New, from the May 2007, Allan Carlson takes us on a brief tour of 400 years of Protestant history on the question of artificial contraception.
Old, from May 2005, but available online for the first time now, John F. Kippley addresses illegitimacy and Anthony Esolen turns the Good Samaritan around: how we can treat people like they are our neighbor when we don't have any?
But now the culture of personal achievement and illusory autonomy—which is to say, the culture of total work, that has turned Sunday into at best a brief restorative for the infinitely more important Monday, if Sunday is not already Monday along with all the other days of the week—this paltry culture, I say, has atoned for removing the father from the home by removing the mother, too. The results are ghost towns, rich in things (and not even so dreadfully rich in those, either, once the unnecessary bills and the taxes are paid) and poor in soul.
No children crisscross the backyards of their playmates, because they have no playmates, nor do they even know the names of the people who own the yards. Nor are there the shouts of children to cheer the heart; those who have been graciously allowed to live, live under a sort of parole, whereby they are trucked before breakfast far away to a gaily postered miserable asylum, and then are trucked back to the groomed lawn and flophouse just before sundown.

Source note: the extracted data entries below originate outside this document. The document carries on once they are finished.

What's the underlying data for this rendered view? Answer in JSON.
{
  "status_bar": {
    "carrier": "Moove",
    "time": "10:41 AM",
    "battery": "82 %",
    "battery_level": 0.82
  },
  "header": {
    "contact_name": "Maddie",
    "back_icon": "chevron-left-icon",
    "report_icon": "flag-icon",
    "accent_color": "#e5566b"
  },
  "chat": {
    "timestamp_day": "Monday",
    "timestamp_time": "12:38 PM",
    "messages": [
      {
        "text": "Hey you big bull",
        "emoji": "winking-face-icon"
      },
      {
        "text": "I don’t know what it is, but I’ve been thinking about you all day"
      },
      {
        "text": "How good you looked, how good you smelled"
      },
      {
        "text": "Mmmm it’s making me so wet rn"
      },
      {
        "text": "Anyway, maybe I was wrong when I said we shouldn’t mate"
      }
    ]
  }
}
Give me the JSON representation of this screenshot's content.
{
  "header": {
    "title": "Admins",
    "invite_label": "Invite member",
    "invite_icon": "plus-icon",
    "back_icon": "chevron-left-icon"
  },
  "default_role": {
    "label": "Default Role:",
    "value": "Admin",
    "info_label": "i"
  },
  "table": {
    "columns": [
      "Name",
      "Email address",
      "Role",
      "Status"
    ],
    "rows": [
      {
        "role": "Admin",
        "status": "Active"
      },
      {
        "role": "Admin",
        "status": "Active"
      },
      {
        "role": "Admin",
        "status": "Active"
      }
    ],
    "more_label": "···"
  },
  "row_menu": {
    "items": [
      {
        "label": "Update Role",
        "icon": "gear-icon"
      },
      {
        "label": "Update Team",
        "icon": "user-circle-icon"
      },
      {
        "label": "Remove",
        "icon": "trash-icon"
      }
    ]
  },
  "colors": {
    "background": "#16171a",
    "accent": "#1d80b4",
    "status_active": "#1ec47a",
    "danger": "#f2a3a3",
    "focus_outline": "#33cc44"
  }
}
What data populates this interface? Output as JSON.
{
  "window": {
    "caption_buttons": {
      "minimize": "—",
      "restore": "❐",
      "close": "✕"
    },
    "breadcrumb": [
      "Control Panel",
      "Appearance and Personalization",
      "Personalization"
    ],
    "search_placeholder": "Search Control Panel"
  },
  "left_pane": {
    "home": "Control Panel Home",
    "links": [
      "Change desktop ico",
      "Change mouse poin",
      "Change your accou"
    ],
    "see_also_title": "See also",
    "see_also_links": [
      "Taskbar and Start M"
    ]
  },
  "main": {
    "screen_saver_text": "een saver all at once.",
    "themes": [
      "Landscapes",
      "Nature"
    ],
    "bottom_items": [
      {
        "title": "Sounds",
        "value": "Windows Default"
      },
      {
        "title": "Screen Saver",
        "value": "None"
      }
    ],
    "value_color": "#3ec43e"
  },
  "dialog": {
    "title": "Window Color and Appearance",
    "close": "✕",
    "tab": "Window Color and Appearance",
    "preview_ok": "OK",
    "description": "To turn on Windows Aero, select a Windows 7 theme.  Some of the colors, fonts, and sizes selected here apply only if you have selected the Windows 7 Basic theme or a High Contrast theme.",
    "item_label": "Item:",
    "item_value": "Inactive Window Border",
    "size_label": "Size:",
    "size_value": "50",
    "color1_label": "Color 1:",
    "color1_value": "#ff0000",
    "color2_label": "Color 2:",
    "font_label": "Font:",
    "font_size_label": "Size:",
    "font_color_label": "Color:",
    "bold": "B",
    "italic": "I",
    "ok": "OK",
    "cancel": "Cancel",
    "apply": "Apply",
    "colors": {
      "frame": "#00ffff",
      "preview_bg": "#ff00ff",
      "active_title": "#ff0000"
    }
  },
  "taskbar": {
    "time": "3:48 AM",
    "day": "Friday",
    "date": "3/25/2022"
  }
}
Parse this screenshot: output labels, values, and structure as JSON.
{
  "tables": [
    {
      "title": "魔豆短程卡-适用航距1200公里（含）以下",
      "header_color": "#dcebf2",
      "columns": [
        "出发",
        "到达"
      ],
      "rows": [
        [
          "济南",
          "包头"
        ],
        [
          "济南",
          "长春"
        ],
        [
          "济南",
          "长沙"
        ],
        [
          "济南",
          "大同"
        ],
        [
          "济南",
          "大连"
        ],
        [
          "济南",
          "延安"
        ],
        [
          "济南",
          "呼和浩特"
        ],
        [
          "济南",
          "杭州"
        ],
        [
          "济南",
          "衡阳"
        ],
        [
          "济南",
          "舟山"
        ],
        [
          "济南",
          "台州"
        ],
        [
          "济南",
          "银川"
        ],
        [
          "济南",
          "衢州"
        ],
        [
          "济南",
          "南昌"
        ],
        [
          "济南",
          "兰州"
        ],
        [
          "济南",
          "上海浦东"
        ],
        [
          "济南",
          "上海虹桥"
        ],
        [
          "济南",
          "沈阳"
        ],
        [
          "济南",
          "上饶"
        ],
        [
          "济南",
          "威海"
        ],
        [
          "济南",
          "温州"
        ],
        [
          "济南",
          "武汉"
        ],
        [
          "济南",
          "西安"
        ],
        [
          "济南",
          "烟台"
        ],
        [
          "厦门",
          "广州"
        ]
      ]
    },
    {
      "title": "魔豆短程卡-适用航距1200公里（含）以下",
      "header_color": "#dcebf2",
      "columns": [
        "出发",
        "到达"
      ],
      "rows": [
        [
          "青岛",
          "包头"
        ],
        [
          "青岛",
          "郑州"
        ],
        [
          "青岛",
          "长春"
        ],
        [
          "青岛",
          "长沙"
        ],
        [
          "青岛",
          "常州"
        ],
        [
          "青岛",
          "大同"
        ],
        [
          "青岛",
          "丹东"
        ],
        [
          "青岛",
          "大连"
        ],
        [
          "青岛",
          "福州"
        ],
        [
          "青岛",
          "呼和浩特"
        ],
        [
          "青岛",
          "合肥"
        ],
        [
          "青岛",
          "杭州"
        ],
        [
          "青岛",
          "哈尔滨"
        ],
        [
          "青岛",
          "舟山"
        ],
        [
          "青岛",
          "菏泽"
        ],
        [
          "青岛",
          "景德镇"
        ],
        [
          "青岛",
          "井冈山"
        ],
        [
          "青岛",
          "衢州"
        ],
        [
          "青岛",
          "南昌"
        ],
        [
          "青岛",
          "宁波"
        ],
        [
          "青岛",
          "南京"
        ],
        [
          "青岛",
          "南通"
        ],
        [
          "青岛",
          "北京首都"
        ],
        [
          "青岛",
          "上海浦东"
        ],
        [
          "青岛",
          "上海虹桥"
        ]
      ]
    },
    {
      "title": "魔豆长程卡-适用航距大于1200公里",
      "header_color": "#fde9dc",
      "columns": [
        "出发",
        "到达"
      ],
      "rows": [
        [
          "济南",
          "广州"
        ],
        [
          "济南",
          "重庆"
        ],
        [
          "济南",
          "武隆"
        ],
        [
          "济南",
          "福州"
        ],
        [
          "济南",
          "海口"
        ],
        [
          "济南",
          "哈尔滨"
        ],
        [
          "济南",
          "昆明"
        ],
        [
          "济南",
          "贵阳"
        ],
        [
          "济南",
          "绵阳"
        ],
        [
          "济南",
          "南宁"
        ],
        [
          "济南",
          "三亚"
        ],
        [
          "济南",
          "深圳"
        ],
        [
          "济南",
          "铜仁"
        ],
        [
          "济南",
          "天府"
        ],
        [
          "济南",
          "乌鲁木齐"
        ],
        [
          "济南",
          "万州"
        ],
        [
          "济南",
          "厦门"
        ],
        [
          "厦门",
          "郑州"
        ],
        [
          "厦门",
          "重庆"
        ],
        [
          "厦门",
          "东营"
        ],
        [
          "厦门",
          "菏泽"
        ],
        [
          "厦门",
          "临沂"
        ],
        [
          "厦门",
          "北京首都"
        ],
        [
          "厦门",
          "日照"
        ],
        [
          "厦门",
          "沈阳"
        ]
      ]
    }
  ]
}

If some delinquent child should venture onto the street before his male or female parent has returned from the commissariat, and bust up his knees by falling from his bicycle, he can cry all he wants. Nobody will hear him. The society of women is no more. There are no mothers who are not your own mother, and your own mother is not around, and, if she is around (let the truth be told), often enough she is no great shakes either. You are an appendage, or appendix, to her career, and you know it.